Copper climbed, poised for the biggest weekly advance in four, after data showed the U.S. labor market and housing strengthened, and as lawmakers in the biggest user of the metal after China sought to resolve a budget impasse.
Metal for delivery in three months gained as much as 0.5 percent to $7,955.25 a metric ton on the London Metal Exchange, and was at $7,940.75 at 10:15 a.m. in Shanghai. Futures have advanced 4.5 percent this year and 1.4 percent this week, the biggest weekly rise since the week to Nov. 30. Copper for April delivery advanced 0.2 percent to 57,680 yuan ($9,252) a ton on the Shanghai Futures Exchange, climbing for a fifth day.
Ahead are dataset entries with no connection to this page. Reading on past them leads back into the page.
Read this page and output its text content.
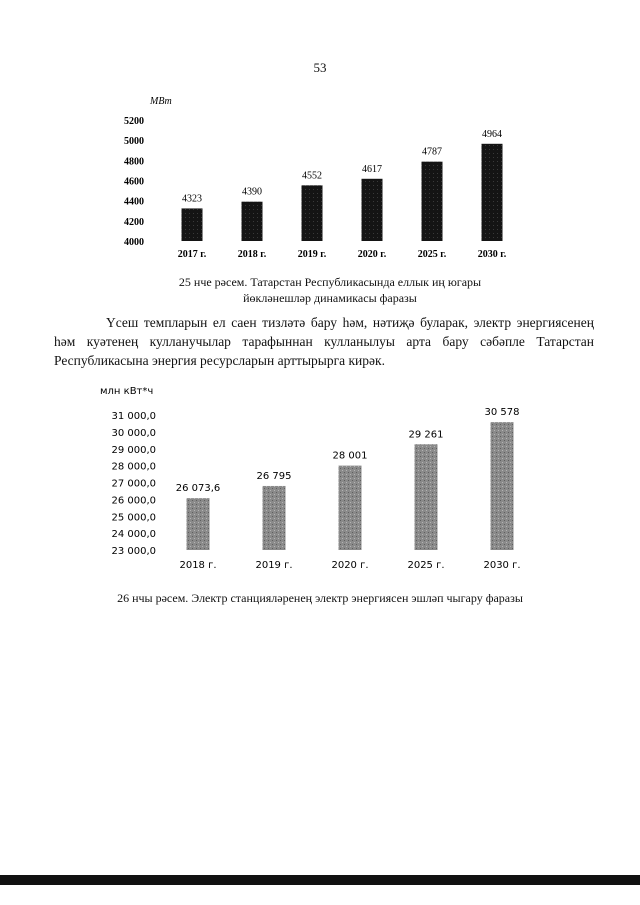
53
МВт
4000
4200
4400
4600
4800
5000
5200
4323
4390
4552
4617
4787
4964
2017 г.	2018 г.	2019 г.	2020 г.	2025 г.	2030 г.
25 нче рәсем. Татарстан Республикасында еллык иң югары
йөкләнешләр динамикасы фаразы
Үсеш темпларын ел саен тизләтә бару һәм, нәтиҗә буларак, электр энергиясенең һәм куәтенең кулланучылар тарафыннан кулланылуы арта бару сәбәпле Татарстан Республикасына энергия ресурсларын арттырырга кирәк.
млн кВт*ч
23 000,0
24 000,0
25 000,0
26 000,0
27 000,0
28 000,0
29 000,0
30 000,0
31 000,0
26 073,6
26 795
28 001
29 261
30 578
2018 г.	2019 г.	2020 г.	2025 г.	2030 г.
26 нчы рәсем. Электр станцияләренең электр энергиясен эшләп чыгару фаразы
Applications for unemployment-insurance payments fell 12,000 to 350,000 in the week to Dec. 22, bringing the average over the past month to the lowest in more than four years. New- home purchases rose to the highest since April 2010 in November. The U.S. House will hold its first Sunday session in more than two years as lawmakers seek a deal by Jan. 1 to avert at least $600 billion in automatic spending cuts and tax increases.
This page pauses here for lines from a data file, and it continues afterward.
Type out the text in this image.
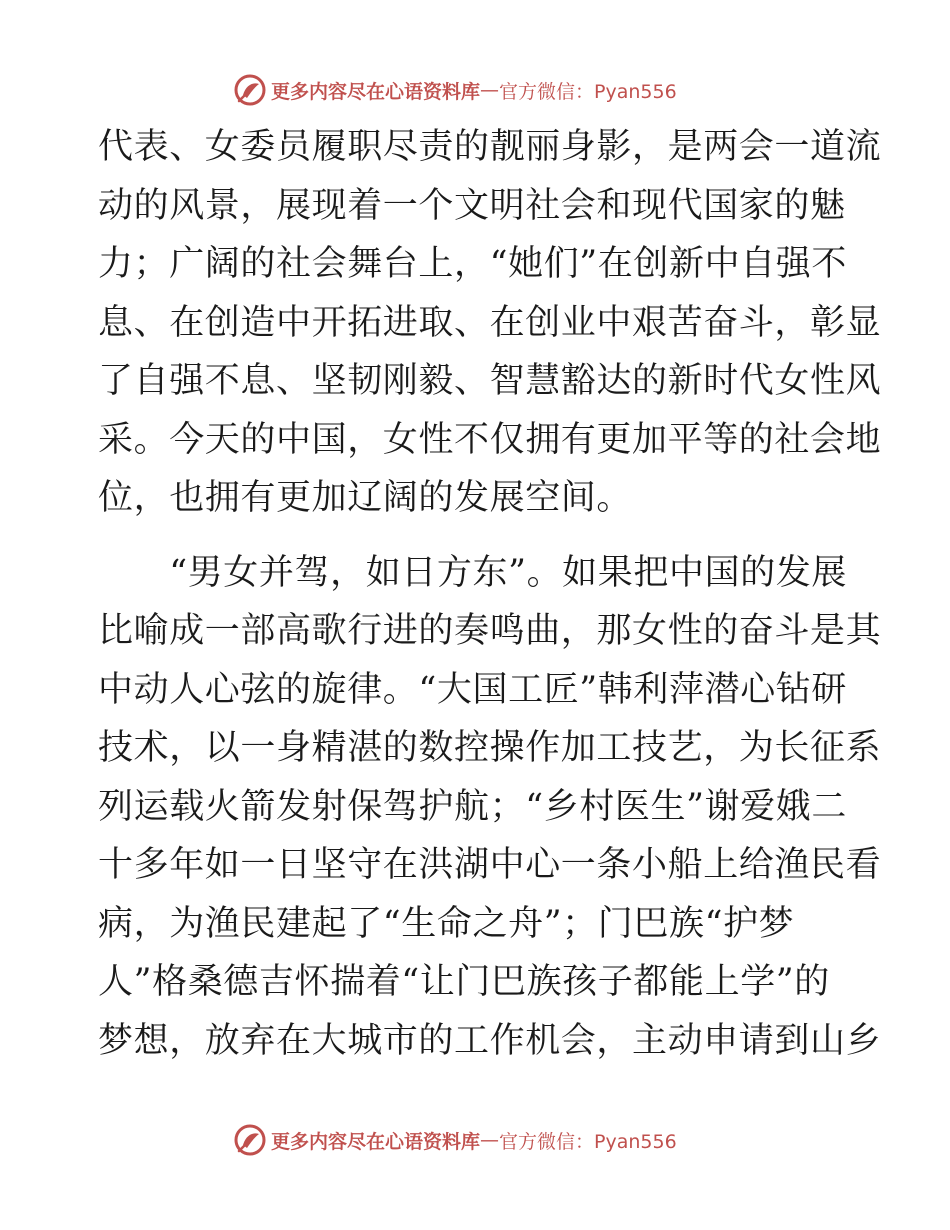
更多内容尽在心语资料库 — 官方微信：Pyan556
代表、女委员履职尽责的靓丽身影，是两会一道流
动的风景，展现着一个文明社会和现代国家的魅
力；广阔的社会舞台上，“她们”在创新中自强不
息、在创造中开拓进取、在创业中艰苦奋斗，彰显
了自强不息、坚韧刚毅、智慧豁达的新时代女性风
采。今天的中国，女性不仅拥有更加平等的社会地
位，也拥有更加辽阔的发展空间。
　　“男女并驾，如日方东”。如果把中国的发展
比喻成一部高歌行进的奏鸣曲，那女性的奋斗是其
中动人心弦的旋律。“大国工匠”韩利萍潜心钻研
技术，以一身精湛的数控操作加工技艺，为长征系
列运载火箭发射保驾护航；“乡村医生”谢爱娥二
十多年如一日坚守在洪湖中心一条小船上给渔民看
病，为渔民建起了“生命之舟”；门巴族“护梦
人”格桑德吉怀揣着“让门巴族孩子都能上学”的
梦想，放弃在大城市的工作机会，主动申请到山乡
更多内容尽在心语资料库 — 官方微信：Pyan556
“Investors are now more optimistic about the U.S. economy,” Xiong Dabiao, an analyst at Minmetals Futures Co., said by phone from Shanghai. “For the fiscal problem, it now looks like the market is confident that the two parties will properly handle the issue.”
Copper for delivery in March rose 0.4 percent to $3.6145 a pound on the Comex in New York. On the LME, zinc and lead declined, tin rose, and aluminum and nickel were little changed.